Wednesday, May 26, 2021

Two Bookshelves

I'm not quite on schedule on the bad film book, because May has been a Break. I've tried to rest and sleep aggressively to get my body back to normal after stopping horse work at the end of April. Of course that means I have insomnia and weight gain, and I've almost completely lost my concentration. I'll get back on track in June, I hope, with the book and my body. I'm trying to finish a cross-stitch project that turned out to be a hell of a lot more work than I thought, and when that is done, a small daily residue of despair, of not-finishing, will evaporate. It should be done in the next few days. 


It's a very fun piece, but larger than expected (I even misjudged how much Aida I'd need, which is why the upper and lower borders are tiny), and the purple is just...so much. I'm going to end up using two full skeins of embroidery thread on it, which I believe I've never done on a non-kit project. My larger projects have tended to represent a show I was binging while I stitched, and this one is Bob's Burgers. Just started season nine. 

I'm reading Zelda Fitzgerald's Save Me the Waltz, and it's...interesting. I don't know if I'd call it a good book, but it's absolutely worth reading: dense with beauty and steeped in a rare way of seeing the world, breathless with love, seductively artless. Few books have the persistent, seemingly haphazard, lapping movement it has. I half-wish I'd read it while I was a Fitz fangirl in my early teens, or at least known then that Zelda was a writer too. I find it interesting that my education on Fitz didn't include that information. 

I'm also audiobooking The Secret History. Outlook hazy so far. And I'm reading shorter books at as fast a clip as I can manage while still working on Lisa. This month I reorganized my bookshelves, you see, and discovered that I have two entire bookshelves full of books I haven't read. Like, not two shelves, but two bookshelves, two shoulder-high pieces of furniture fully loaded with books not yet read. So I'm trying to move through them. 

My bookshelves have been messily stacked instead of organized for over a year. It used to be my favorite thing to do when we moved, but the last two times, I organized them just a few months before we were asked to pack them up and move again. So this time I waited ages before organizing them again. As many books as I have now, it's tedious instead of fun to keep doing it (and I really didn't want to jinx us into moving again). But I finally got to the point where it was more annoying not to find the book I wanted than to spend a week stacking them on the living room rug and reassembling them on my shelves. 

In forward-facing writing news, a bunch of stuff has appeared or been published lately. This essay about the Teen Agers, which surprised me by doing pretty well, and this essay about Cop Rock, which surprised me by sinking like a stone. This interview with Kate Durbin was a small part of a large raft of publicity for her new book, but it meant a lot to me. This podcast featured me, about as enthusiastic and opinionated as I ever get. This issue of a fascinating literary project featured a bunch of my horse cross-stitches (keep clicking on the spinning object at the bottom). And this very nice review of Ceremonials appeared. 

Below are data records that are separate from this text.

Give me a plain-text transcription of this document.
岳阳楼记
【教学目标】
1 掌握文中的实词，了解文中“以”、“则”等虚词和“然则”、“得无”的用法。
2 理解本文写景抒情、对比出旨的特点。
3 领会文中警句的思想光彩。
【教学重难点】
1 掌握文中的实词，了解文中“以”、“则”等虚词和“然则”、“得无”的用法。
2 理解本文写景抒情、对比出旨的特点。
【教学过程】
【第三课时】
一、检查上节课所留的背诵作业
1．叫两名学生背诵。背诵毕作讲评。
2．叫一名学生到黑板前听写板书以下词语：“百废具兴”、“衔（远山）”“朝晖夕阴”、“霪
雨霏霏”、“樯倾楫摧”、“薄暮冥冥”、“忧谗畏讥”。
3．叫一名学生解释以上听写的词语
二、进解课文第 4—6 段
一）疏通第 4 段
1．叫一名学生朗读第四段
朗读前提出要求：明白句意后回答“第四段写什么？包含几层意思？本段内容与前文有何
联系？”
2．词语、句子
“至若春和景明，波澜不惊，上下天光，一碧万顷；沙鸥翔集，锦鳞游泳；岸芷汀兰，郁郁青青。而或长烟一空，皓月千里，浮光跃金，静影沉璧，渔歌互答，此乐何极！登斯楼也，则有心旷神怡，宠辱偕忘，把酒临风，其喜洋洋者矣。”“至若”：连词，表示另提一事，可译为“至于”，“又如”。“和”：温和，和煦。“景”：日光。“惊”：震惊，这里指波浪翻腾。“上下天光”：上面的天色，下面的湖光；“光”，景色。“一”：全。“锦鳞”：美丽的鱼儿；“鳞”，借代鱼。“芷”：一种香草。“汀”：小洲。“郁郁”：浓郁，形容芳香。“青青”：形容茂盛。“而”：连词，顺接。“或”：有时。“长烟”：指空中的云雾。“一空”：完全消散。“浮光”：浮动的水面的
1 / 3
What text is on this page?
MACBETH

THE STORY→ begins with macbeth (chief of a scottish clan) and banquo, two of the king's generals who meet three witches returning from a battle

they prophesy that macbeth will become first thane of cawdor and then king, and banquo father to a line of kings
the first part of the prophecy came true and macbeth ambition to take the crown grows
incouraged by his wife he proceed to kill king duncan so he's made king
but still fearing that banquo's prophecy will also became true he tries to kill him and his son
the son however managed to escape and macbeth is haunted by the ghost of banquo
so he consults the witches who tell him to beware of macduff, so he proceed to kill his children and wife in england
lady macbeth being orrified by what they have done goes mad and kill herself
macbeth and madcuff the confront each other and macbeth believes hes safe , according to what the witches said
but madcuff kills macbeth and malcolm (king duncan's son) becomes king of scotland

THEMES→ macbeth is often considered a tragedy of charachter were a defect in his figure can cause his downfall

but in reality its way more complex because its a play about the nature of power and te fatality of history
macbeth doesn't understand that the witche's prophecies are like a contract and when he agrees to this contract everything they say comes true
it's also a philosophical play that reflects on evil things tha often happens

In inward-facing writing news, I started a new blog for the book project I might be doing after I finish the bad film book. That project is a catalogue of the films of 1977, and I'm not sure of the final form it will take - a general discussion of trends and significance that mentions many films, or an encyclopedic listing of the films and how they cohere to trends and significance. In any event, I'm watching as many films from that year as I can, and offering up my notes on them here. It's less a blog like this one than it is an online notebook to help me track my progress. 

One thing I'm less learning than I am seeing in action is how much old years are like new years. Most of what I'm watching is mediocre, or genuine dreck. While I still think 1977 is meaningful in cinema history, I also think I've likely seen most of the gems already, because they have lasted and been talked about. There's a lot of cinematic dreck in a given year and we live through it in real time, but the stuff that's worth watching later usually sits in the thresher, glittering, while the chaff blows off and away. Watching more of the films from a given year demonstrates that films aren't getting worse; we just don't usually watch the bad ones four decades later. 

What's ahead of me is a lot of hard work, no matter how you slice it. After I finish the bad film book, I've either got the 1977 book or the Casablanca book ahead, and I have three finished or near-finished books I'd like to get published, all of which have very different audiences. I should probably find an agent if I can, although I'm frustrated and doubtful about that, and it's too long to get into why. I'm contemplating plunging into an extremely difficult long-term project (not writing, but literary) and am genuinely scared of the work it will take to do it. 

I'm feeling discouraged, is the point. Lots of things are clicking, and I'm certainly counting my blessings. But although there are five shelves of books I've read, my eye keeps jumping back to those two I haven't.